Oritain Global Group describes itself amongst other things as a guardian of brand integrity and its initial major client was New Zealand based Silver Fern Farms Ltd which processes and markets beef and deer etc from farms which rear grass-fed animals in New Zealand and its products sell at premium prices in supermarkets internationally. At a point when it became evident that low grade beef product in China was being fake labelled as Silver Fern premium product, Oritain Global Group was retained to monitor and analyse "Silver Fern" retail market stock in China.
By way of example, it has been reported that up to 80% of Italian extra-virgin olive oil on US retail shelves is fake, 33% of all fish sold in the United States is fraudulently labelled and 70% of all wine sold in China is counterfeit. The value of internationally traded counterfeit food products alone is currently estimated to be more than US$50BN.

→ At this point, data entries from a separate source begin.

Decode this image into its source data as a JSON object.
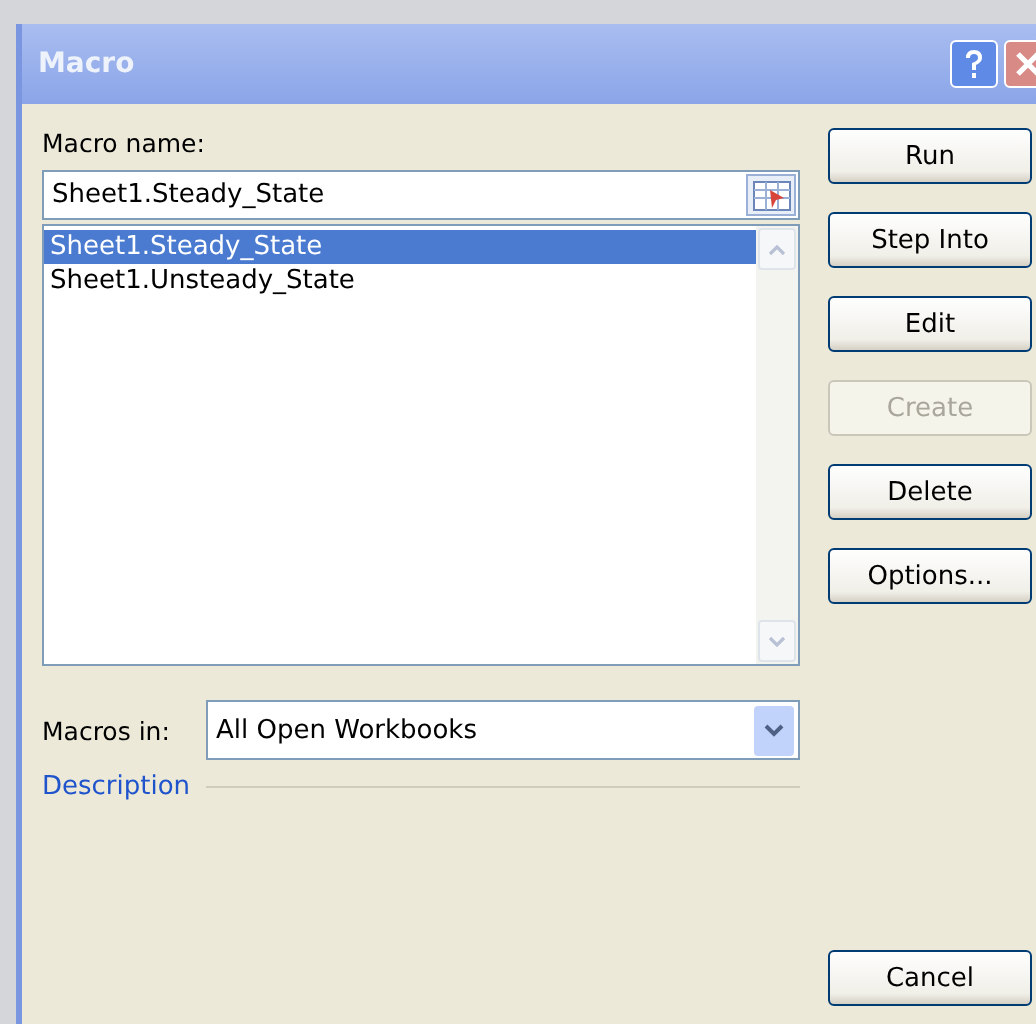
{
  "window": {
    "title": "Macro"
  },
  "macro_name": {
    "label": "Macro name:",
    "value": "Sheet1.Steady_State"
  },
  "macros": [
    {
      "name": "Sheet1.Steady_State",
      "selected": true
    },
    {
      "name": "Sheet1.Unsteady_State",
      "selected": false
    }
  ],
  "macros_in": {
    "label": "Macros in:",
    "value": "All Open Workbooks"
  },
  "description": {
    "label": "Description"
  },
  "buttons": [
    {
      "label": "Run",
      "disabled": false
    },
    {
      "label": "Step Into",
      "disabled": false
    },
    {
      "label": "Edit",
      "disabled": false
    },
    {
      "label": "Create",
      "disabled": true
    },
    {
      "label": "Delete",
      "disabled": false
    },
    {
      "label": "Options...",
      "disabled": false
    }
  ],
  "cancel_button": {
    "label": "Cancel"
  }
}
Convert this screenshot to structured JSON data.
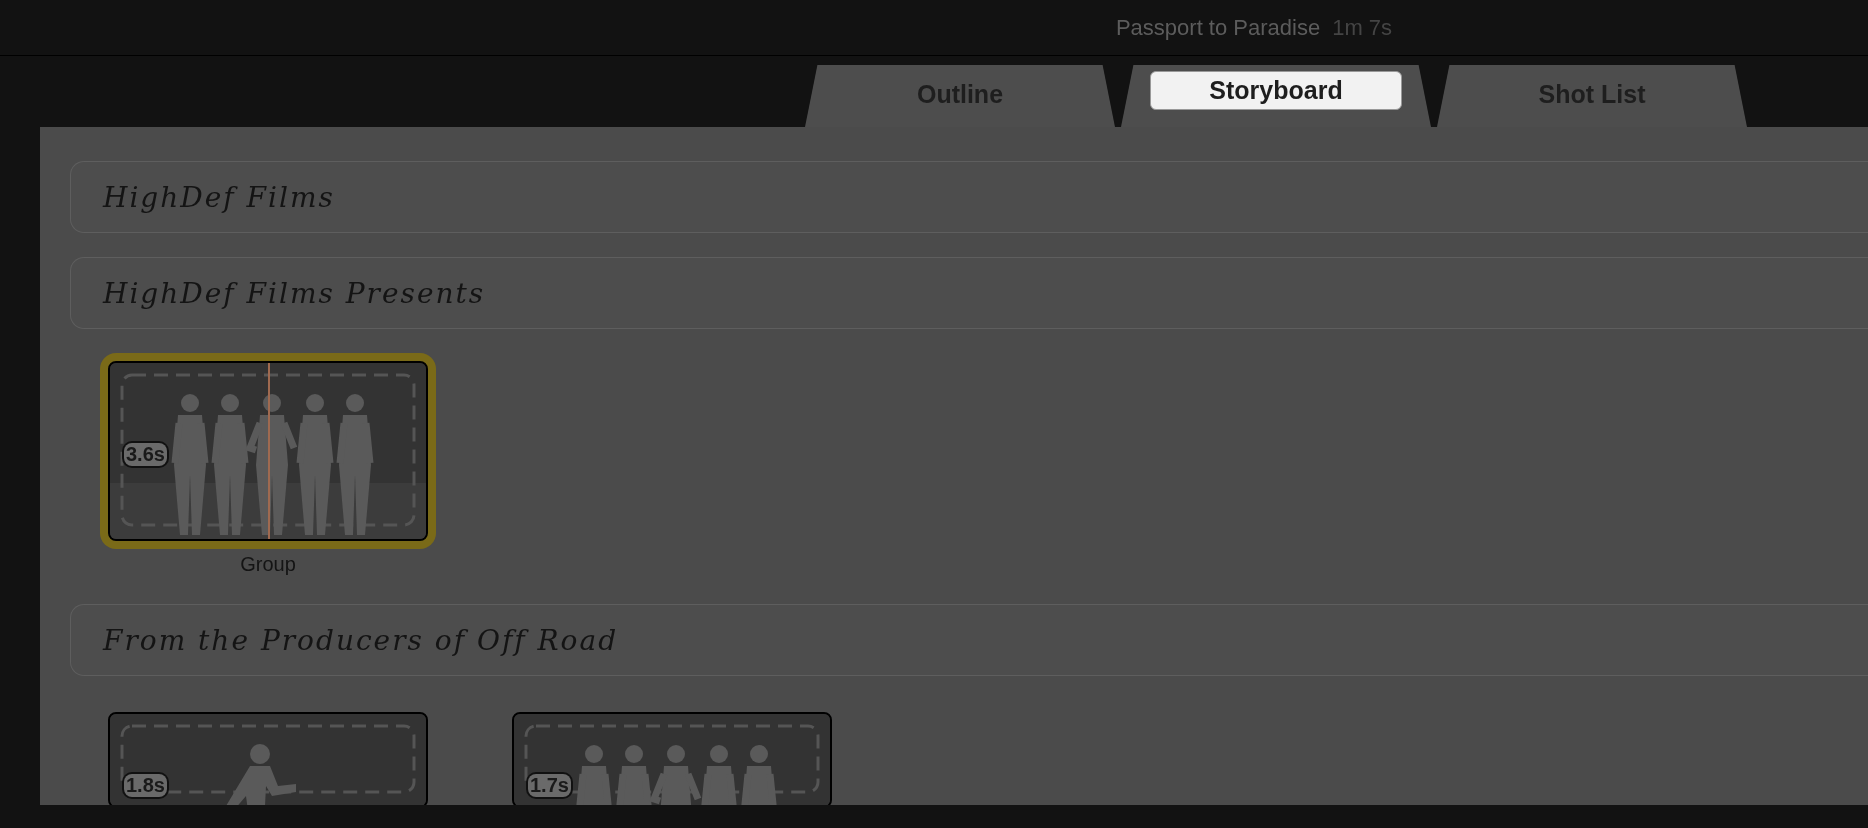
{
  "window": {
    "title": "Passport to Paradise",
    "duration": "1m 7s"
  },
  "tabs": [
    {
      "label": "Outline",
      "selected": false
    },
    {
      "label": "Storyboard",
      "selected": true
    },
    {
      "label": "Shot List",
      "selected": false
    }
  ],
  "sections": [
    {
      "title": "HighDef Films"
    },
    {
      "title": "HighDef Films Presents",
      "shots": [
        {
          "duration": "3.6s",
          "label": "Group",
          "selected": true,
          "playhead": true,
          "kind": "group"
        }
      ]
    },
    {
      "title": "From the Producers of Off Road",
      "shots": [
        {
          "duration": "1.8s",
          "selected": false,
          "playhead": false,
          "kind": "runner"
        },
        {
          "duration": "1.7s",
          "selected": false,
          "playhead": false,
          "kind": "group"
        }
      ]
    }
  ]
}
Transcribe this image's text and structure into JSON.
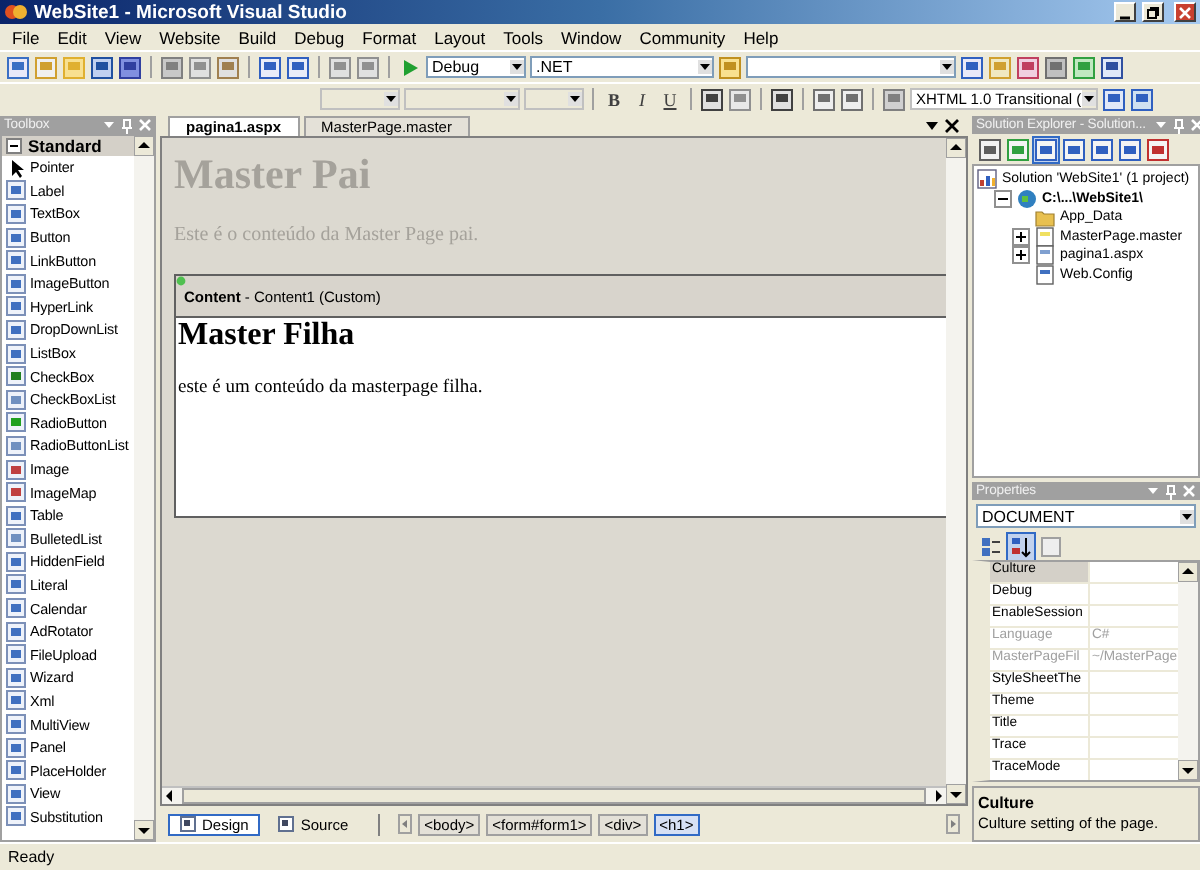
{
  "window": {
    "title": "WebSite1 - Microsoft Visual Studio"
  },
  "menu": [
    "File",
    "Edit",
    "View",
    "Website",
    "Build",
    "Debug",
    "Format",
    "Layout",
    "Tools",
    "Window",
    "Community",
    "Help"
  ],
  "toolbar": {
    "configuration": "Debug",
    "platform": ".NET"
  },
  "format_toolbar": {
    "buttons": [
      "B",
      "I",
      "U"
    ],
    "doctype": "XHTML 1.0 Transitional ("
  },
  "toolbox": {
    "title": "Toolbox",
    "group": "Standard",
    "group_expanded": true,
    "items": [
      {
        "label": "Pointer",
        "kind": "pointer"
      },
      {
        "label": "Label",
        "kind": "control"
      },
      {
        "label": "TextBox",
        "kind": "control"
      },
      {
        "label": "Button",
        "kind": "control"
      },
      {
        "label": "LinkButton",
        "kind": "control"
      },
      {
        "label": "ImageButton",
        "kind": "control"
      },
      {
        "label": "HyperLink",
        "kind": "control"
      },
      {
        "label": "DropDownList",
        "kind": "control"
      },
      {
        "label": "ListBox",
        "kind": "control"
      },
      {
        "label": "CheckBox",
        "kind": "check"
      },
      {
        "label": "CheckBoxList",
        "kind": "list"
      },
      {
        "label": "RadioButton",
        "kind": "radio"
      },
      {
        "label": "RadioButtonList",
        "kind": "list"
      },
      {
        "label": "Image",
        "kind": "image"
      },
      {
        "label": "ImageMap",
        "kind": "image"
      },
      {
        "label": "Table",
        "kind": "control"
      },
      {
        "label": "BulletedList",
        "kind": "list"
      },
      {
        "label": "HiddenField",
        "kind": "control"
      },
      {
        "label": "Literal",
        "kind": "control"
      },
      {
        "label": "Calendar",
        "kind": "control"
      },
      {
        "label": "AdRotator",
        "kind": "control"
      },
      {
        "label": "FileUpload",
        "kind": "control"
      },
      {
        "label": "Wizard",
        "kind": "control"
      },
      {
        "label": "Xml",
        "kind": "control"
      },
      {
        "label": "MultiView",
        "kind": "control"
      },
      {
        "label": "Panel",
        "kind": "control"
      },
      {
        "label": "PlaceHolder",
        "kind": "control"
      },
      {
        "label": "View",
        "kind": "control"
      },
      {
        "label": "Substitution",
        "kind": "control"
      }
    ]
  },
  "editor": {
    "tabs": [
      {
        "label": "pagina1.aspx",
        "selected": true
      },
      {
        "label": "MasterPage.master",
        "selected": false
      }
    ],
    "master_heading": "Master Pai",
    "master_text": "Este é o conteúdo da Master Page pai.",
    "content_region": {
      "label": "Content",
      "detail": "- Content1 (Custom)",
      "heading": "Master Filha",
      "text": "este é um conteúdo da masterpage filha."
    },
    "views": [
      {
        "label": "Design",
        "selected": true
      },
      {
        "label": "Source",
        "selected": false
      }
    ],
    "tag_path": [
      {
        "label": "<body>",
        "selected": false
      },
      {
        "label": "<form#form1>",
        "selected": false
      },
      {
        "label": "<div>",
        "selected": false
      },
      {
        "label": "<h1>",
        "selected": true
      }
    ]
  },
  "solution_explorer": {
    "title": "Solution Explorer - Solution...",
    "tree": [
      {
        "label": "Solution 'WebSite1' (1 project)",
        "kind": "solution",
        "children": [
          {
            "label": "C:\\...\\WebSite1\\",
            "kind": "website",
            "expanded": true,
            "children": [
              {
                "label": "App_Data",
                "kind": "folder"
              },
              {
                "label": "MasterPage.master",
                "kind": "master",
                "expanded": false
              },
              {
                "label": "pagina1.aspx",
                "kind": "page",
                "expanded": false
              },
              {
                "label": "Web.Config",
                "kind": "config"
              }
            ]
          }
        ]
      }
    ]
  },
  "properties": {
    "title": "Properties",
    "object": "DOCUMENT",
    "views": [
      {
        "kind": "categorized",
        "selected": false
      },
      {
        "kind": "alphabetical",
        "selected": true
      },
      {
        "kind": "pages",
        "selected": false
      }
    ],
    "rows": [
      {
        "name": "Culture",
        "selected": true,
        "disabled": false
      },
      {
        "name": "Debug",
        "selected": false,
        "disabled": false
      },
      {
        "name": "EnableSession",
        "selected": false,
        "disabled": false
      },
      {
        "name": "Language",
        "value": "C#",
        "selected": false,
        "disabled": true
      },
      {
        "name": "MasterPageFil",
        "value": "~/MasterPage",
        "selected": false,
        "disabled": true
      },
      {
        "name": "StyleSheetThe",
        "selected": false,
        "disabled": false
      },
      {
        "name": "Theme",
        "selected": false,
        "disabled": false
      },
      {
        "name": "Title",
        "selected": false,
        "disabled": false
      },
      {
        "name": "Trace",
        "selected": false,
        "disabled": false
      },
      {
        "name": "TraceMode",
        "selected": false,
        "disabled": false
      }
    ],
    "description_title": "Culture",
    "description_text": "Culture setting of the page."
  },
  "status_bar": "Ready"
}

Silver Fern doesn’t normally deal directly with individual supermarkets and their exported packaged products can be handled by numerous intermediaries and agents. A convoluted supply chain can unfortunately provide opportunity for product to interfered with. Alternatively unscrupulous operators in export markets simply package inferior local beef as Silver Fern product resulting in retail buyers paying dearly for crap product. Oritain Group’s role is to conduct random checks on “Silver Fern” packaged beef bought from Chinese supermarkets and confirming it is true to label.
Oritain Group maintains preserved samples at its Dunedin headquarters from more than one hundred and fifty countries including Patagonian toothfish from fishing grounds in Antarctic waters, cashmere from Inner Mongolia, Welsh beef, Cotton etc.
Professor Frew was awarded the Shimadzu prize for Industrial and Applied Chemistry in 2019 in recognition of his contribution to the fight against counterfeit products.
Another fine example of innovation from a New Zealand company dealing with an International problem.